Which then brings up the whole consumerism argument. Do I want to be that much of a consumer? Do I want my home to be a constant rotation of ‘things’ and ‘stuff’, each just as disposable to us as the last? No.

So, in addition to the new rule, when something new comes in, we shall do our best to ensure its quality and longevity is up to our standards. That it is something we will love to have with us for a long time. We should be surrounding ourselves with things that bring us joy. And when something leaves the house, it will either be sold or donated, so long as it is in reasonable condition. Otherwise it will go in the recycling pile if possible. The landfill is the last resort.

I see the effects of clutter on our moods, how we deal with each other, even on my son’s behavior. We are calm, easygoing and generally on time more often when our surroundings have an order to them.

4 comments:

Tracey said...

Clutter causes chaos. I totally agree. Good luck on the purge.

Maya said...

Good luck on this too. It's such a struggle in today's society of buy more.

Mimi said...

Wow, Debbie! What an interesting post! I know exactly how you feel, and I can say that when we moved from our 2 bedroom apt to our 3 bdr house with bsmt, attic, and garage, we SWORE we would not immediately fill every available space with stuff. So we had a rule, and it was 'new thing in? something out!" but you're right, that's a very waste-heavy way to look at things.

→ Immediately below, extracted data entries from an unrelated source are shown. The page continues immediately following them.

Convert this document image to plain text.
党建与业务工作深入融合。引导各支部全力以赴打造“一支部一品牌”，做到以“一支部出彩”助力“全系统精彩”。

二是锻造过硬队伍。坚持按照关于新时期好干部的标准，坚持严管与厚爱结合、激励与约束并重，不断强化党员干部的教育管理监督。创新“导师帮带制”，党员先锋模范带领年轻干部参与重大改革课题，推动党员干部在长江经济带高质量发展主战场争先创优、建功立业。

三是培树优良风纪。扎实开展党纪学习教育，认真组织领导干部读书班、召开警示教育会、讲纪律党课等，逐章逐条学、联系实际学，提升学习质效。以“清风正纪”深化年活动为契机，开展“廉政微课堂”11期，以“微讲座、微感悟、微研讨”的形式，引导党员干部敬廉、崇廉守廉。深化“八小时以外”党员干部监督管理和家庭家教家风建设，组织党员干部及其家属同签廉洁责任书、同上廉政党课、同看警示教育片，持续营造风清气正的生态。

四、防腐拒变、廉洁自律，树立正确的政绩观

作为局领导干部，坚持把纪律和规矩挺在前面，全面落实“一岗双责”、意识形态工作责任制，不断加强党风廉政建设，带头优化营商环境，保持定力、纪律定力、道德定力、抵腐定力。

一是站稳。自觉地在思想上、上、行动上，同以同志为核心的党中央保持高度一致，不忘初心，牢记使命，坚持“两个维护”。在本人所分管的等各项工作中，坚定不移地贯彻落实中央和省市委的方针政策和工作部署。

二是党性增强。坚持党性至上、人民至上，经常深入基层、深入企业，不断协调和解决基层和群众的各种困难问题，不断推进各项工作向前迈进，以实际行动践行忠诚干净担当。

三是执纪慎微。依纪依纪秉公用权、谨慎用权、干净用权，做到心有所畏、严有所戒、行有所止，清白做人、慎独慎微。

So we try to buy less. It's hard with Munchkin, but not impossible. I mean, her room doesn't even have a closet, but we've still got plenty of room for all her stuff. Less clutter == mental peace.

Kristi said...

Great post. We are constantly battling the clutter in my small house too, and I love your rule that for every new item you bring in, two must go. We live in a world driven by mass consumerism, and I want to raise my daughter to realize that it's people and relationships not things that truly matter.